City of Casey Chair of Administrators Noelene Duff PSM said rapid population growth and record levels of car ownership were putting increased pressure on roads and creating even greater demand for public transport options in the City of Casey.
“Located in the Greater South East Melbourne region, the City of Casey is home to more than 380,000 residents and is one of the fastest growing municipalities in the country with its population projected to reach more than 550,000 people by 2041 – equivalent to that of Canberra,” Ms Duff said.
“Residents who were enticed to move to growth suburbs like Cranbourne East, Clyde and Clyde North due to the appeal of somewhat affordable land options are now at their wits end, battling traffic congestion just to head down the road to school or the local shops.”
Ms Duff said investment in critical rail and road infrastructure was needed to support the city’s growing community now and into the future.
“Our city's big population needs big investment,” Ms Duff said.
“As one of Australia's fastest growing regions, Council is calling for transformational transport infrastructure in the lead up to the Federal Election to mitigate growing traffic congestion and safety concerns, improve access to jobs, education and services and stimulate economic recovery for our businesses.”
Ms Duff said that as a member of the Greater South East Melbourne (GSEM) group of councils and the National Growth Areas Alliance (NGAA), the City of Casey was committed to working with other levels of government to respond to the challenges faced by residents and deliver key infrastructure projects that the community needs for security, prosperity and continued growth.
“We are hoping to see a big commitment towards critical infrastructure projects in the region as part of the Federal election and the next budget,” she said.
“Given the region’s population and rapid growth, we would like to see the Federal Government revisit the South East Melbourne City Deal and invest in key infrastructure projects.

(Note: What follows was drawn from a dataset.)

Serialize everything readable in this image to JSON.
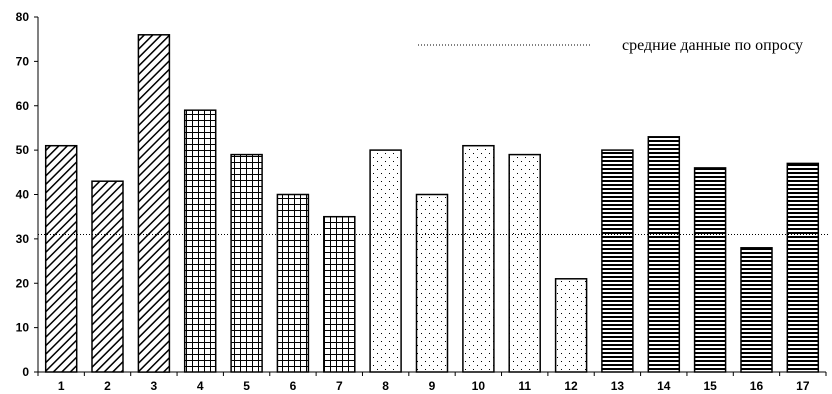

“Council remains committed to our advocacy work in this space, and we will continue to seek funding for priority road and rail infrastructure projects that will ease congestion, boost jobs and connect our community to employment and services.
“Investing in infrastructure that will ensure a more efficient way to get around our city will create opportunities to attract investment and better enable residents to access new employment, education and recreation opportunities closer to home.”
In the lead-up to the Federal election, Council is seeking support and funding for a range of projects and initiatives that are based on community feedback and Council’s planning.
“We are advocating for a number of key projects that our community believes are most important for the Australian Government to invest in,” Ms Duff said.
“Our advocacy campaign, Connecting Casey, was developed using community feedback and identifies the top three areas the community wants to see more investment in – roads and public transport, local job opportunities, and health services and facilities.”
Council has identified the following priority projects that will drive our advocacy in the lead up to the Federal election this year:
Clyde Rail Link – we're seeking a commitment to construct the much-needed duplicated metro rail extension from Cranbourne to Clyde, including new stations at Cranbourne, Cranbourne East, Casey Fields and Clyde.
Clyde Road Corridor Upgrade – we're advocating for a safer and upgraded Clyde Road corridor, which is the most dangerous and congested north-south connection in Casey. This road has been ranked one of Melbourne’s worst crash hotspots, ranking 8th in the AAMI Crash Index: Australia’s worst crash hotspots revealed - carsales.com.au
Thompsons Road upgrade and extension – we're calling for the upgrade and extension of Thompsons Road from Berwick-Cranbourne Road, Clyde, to Koo Wee Rup Road, Pakenham, to unlock thousands of potential jobs for the City of Casey and Cardinia Shire.
Digital Connectivity – a 100-gigabit fibre connection to commercial precincts and increased mobile towers and 5G deployment in new estates is necessary to improve digital connectivity for Casey residents and businesses.